O fundamento de tal obrigatoriedade se encontra na Portaria
Interministerial n. 5, de 17 de março de 2020, editada pelos Ministros de Estado da
Justiça e Segurança Pública e da Saúde, que “dispõe sobre a compulsoriedade das
medidas de enfrentamento da emergência de saúde pública previstas na Lei n.
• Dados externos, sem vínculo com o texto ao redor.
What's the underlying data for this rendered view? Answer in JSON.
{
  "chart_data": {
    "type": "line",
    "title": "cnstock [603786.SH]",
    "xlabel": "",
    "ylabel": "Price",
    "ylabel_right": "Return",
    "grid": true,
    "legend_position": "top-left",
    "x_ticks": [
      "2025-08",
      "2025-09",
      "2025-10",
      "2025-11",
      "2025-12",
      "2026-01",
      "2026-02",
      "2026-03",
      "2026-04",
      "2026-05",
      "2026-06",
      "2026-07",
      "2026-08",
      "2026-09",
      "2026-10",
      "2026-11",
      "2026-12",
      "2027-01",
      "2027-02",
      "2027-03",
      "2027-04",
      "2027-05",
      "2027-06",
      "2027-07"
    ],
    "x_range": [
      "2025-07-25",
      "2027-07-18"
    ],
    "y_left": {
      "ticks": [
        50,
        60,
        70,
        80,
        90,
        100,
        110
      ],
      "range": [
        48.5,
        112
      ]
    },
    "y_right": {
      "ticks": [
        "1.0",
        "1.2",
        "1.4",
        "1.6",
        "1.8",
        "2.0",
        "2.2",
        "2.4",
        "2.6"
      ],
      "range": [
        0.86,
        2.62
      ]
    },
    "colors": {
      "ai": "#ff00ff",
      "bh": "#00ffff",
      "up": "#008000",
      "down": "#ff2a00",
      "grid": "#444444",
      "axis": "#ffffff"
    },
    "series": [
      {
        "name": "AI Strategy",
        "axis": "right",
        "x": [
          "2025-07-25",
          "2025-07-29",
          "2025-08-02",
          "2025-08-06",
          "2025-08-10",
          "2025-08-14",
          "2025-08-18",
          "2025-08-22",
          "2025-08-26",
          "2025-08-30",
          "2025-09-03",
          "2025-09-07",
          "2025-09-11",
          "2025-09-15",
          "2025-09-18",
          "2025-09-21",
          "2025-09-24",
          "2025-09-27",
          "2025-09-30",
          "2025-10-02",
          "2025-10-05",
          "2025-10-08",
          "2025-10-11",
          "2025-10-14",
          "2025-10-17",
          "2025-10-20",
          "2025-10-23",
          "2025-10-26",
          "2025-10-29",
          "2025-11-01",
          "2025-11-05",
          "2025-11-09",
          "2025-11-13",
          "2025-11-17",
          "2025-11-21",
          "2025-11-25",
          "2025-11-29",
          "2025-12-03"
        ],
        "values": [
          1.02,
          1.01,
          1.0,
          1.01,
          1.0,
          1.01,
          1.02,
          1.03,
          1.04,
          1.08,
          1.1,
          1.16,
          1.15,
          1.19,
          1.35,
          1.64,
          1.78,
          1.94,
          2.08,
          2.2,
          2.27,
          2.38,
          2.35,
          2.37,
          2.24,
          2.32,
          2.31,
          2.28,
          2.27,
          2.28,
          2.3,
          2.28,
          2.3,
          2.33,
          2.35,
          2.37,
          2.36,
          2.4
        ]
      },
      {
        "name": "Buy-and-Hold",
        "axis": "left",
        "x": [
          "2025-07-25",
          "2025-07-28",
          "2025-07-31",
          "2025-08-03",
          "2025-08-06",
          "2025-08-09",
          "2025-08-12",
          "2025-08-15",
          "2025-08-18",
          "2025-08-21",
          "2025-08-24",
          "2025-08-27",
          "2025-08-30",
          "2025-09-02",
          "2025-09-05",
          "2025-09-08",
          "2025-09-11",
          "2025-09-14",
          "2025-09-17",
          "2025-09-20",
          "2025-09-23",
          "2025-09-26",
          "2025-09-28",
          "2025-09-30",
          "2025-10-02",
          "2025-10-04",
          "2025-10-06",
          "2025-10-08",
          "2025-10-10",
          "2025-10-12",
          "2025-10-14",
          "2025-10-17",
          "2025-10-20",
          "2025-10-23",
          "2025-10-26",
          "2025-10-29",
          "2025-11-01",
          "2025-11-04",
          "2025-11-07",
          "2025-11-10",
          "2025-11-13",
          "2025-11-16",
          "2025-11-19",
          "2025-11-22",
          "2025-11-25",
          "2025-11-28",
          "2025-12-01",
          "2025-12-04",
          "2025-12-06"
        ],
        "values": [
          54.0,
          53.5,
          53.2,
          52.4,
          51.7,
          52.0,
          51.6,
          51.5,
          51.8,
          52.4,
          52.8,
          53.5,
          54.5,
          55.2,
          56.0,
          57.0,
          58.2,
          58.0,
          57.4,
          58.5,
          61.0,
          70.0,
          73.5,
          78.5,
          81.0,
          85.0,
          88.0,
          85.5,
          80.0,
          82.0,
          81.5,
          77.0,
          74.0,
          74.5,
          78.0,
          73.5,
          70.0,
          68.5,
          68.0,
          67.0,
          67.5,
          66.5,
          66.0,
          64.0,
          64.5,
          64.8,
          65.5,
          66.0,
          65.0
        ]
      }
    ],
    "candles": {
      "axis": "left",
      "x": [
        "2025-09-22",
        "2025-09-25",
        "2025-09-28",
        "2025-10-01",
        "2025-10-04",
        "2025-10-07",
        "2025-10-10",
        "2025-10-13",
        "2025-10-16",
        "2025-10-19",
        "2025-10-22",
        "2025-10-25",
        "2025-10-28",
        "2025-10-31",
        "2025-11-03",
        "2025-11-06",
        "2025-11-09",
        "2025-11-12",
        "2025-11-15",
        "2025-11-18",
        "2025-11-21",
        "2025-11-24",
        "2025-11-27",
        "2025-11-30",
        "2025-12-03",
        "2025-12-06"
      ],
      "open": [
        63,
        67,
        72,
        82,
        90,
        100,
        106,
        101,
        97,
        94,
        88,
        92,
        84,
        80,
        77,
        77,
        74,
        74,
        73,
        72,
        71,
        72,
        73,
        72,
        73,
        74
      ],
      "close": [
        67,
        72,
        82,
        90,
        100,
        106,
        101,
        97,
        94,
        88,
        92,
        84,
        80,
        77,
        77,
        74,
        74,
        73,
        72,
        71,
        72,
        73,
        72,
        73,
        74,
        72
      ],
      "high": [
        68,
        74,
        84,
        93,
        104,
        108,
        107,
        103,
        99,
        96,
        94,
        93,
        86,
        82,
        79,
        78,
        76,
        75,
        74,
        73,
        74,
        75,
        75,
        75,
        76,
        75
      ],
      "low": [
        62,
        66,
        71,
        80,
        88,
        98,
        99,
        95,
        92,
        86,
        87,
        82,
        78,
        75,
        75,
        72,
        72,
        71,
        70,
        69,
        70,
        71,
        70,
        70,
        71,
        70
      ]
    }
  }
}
13.979, de 6 de fevereiro de 2020”.
Nessa linha, o ato administrativo em questão, com suporte
constitucional e infraconstitucional, estabelece, entre outros, que:
I) O descumprimento das medidas adotadas pela autoridade sanitária,
conforme previstas no art. 3ª da Lei nº 13.979, de 2020, acarretará a
responsabilização civil, administrativa e penal dos agentes infratores, inclusive
do servidor público que concorrer para o descumprimento (art. 3º, caput e §
1º, da Portaria Interministerial MS/MJSP n. 5/2020);
II) O descumprimento da medida de quarentena poderá sujeitar os infratores
às sanções penais previstas nos arts. 268 e 330 do Decreto-lei n. 2.848, de 7
de dezembro de 1940 - Código Penal, se o fato não constituir crime mais
grave; (art. 5º da Portaria Interministerial MS/MJSP n. 5/2020);
III) Os gestores locais do Sistema Único de Saúde - SUS, os profissionais de
saúde, os dirigentes da administração hospitalar e os agentes de vigilância
epidemiológica poderão solicitar o auxílio de força policial nos casos de recusa
ou desobediência por parte de pessoa submetida às medidas de quarentena e
isolamento social. (art. 6º da Portaria Interministerial MS/MJSP n. 5/2020);
IV) A autoridade policial poderá lavrar termo circunstanciado por infração de
menor potencial ofensivo em face do agente que for surpreendido na prática
dos crimes mencionados nos art. 4º e art. 5º, na forma da legislação
processual vigente, a quem, porém, não se imporá prisão caso assine o
Termo Circunstanciado; (art. 7º da Portaria Interministerial MS/MJSP n.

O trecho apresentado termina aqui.